Skin ageing is caused by numerous factors that result in structural and functional changes in cutaneous components. Research has shown that senescent cells are known to accumulate in skin ageing, however, the role of senescent cells in skin ageing has not been defined. To elucidate the role of the senescent cell in skin ageing, we evaluated the effect of known senolytic drugs on senescent dermal fibroblasts. Primary human dermal fibroblasts (HDFs) were induced to senescence by long-term passaging, UV irradiation, and H2 O2 treatment. Cell viability was measured after treatment of ABT-263 and ABT-737 on HDFs. Young and aged hairless mice were intradermally injected with drugs or vehicle on the dorsal skin for 10 days. Skin specimens were obtained and reverse-transcription quantitative PCR, western blotting, and histological analysis were performed. We found that ABT-263 and ABT-737 induced selective clearance of senescent dermal fibroblasts, regardless of the method of senescence induction.

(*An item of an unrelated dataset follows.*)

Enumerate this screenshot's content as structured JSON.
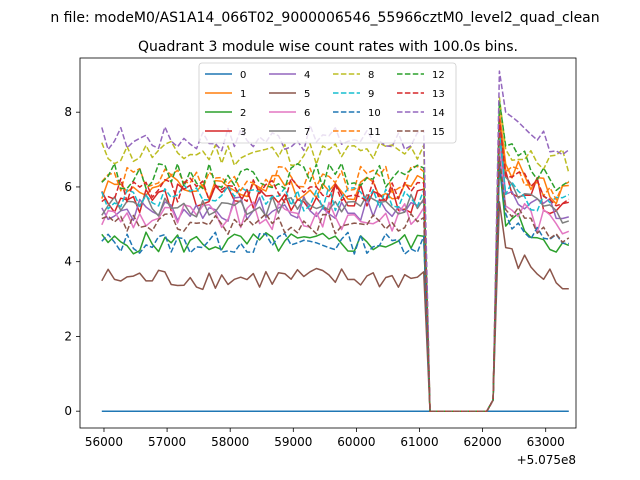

Aged mouse skin treated with ABT-263 or ABT-737 showed increased collagen density, epidermal thickness, and proliferation of keratinocytes, as well as decreased senescence-associated secretory phenotypes, such as MMP-1 and IL-6. Taken together, our results indicate that selective clearance of senescent skin cells can attenuate and improve skin ageing phenotypes and that senolytic drugs may be of potential use as new therapeutic agents for treating ageing of the skin.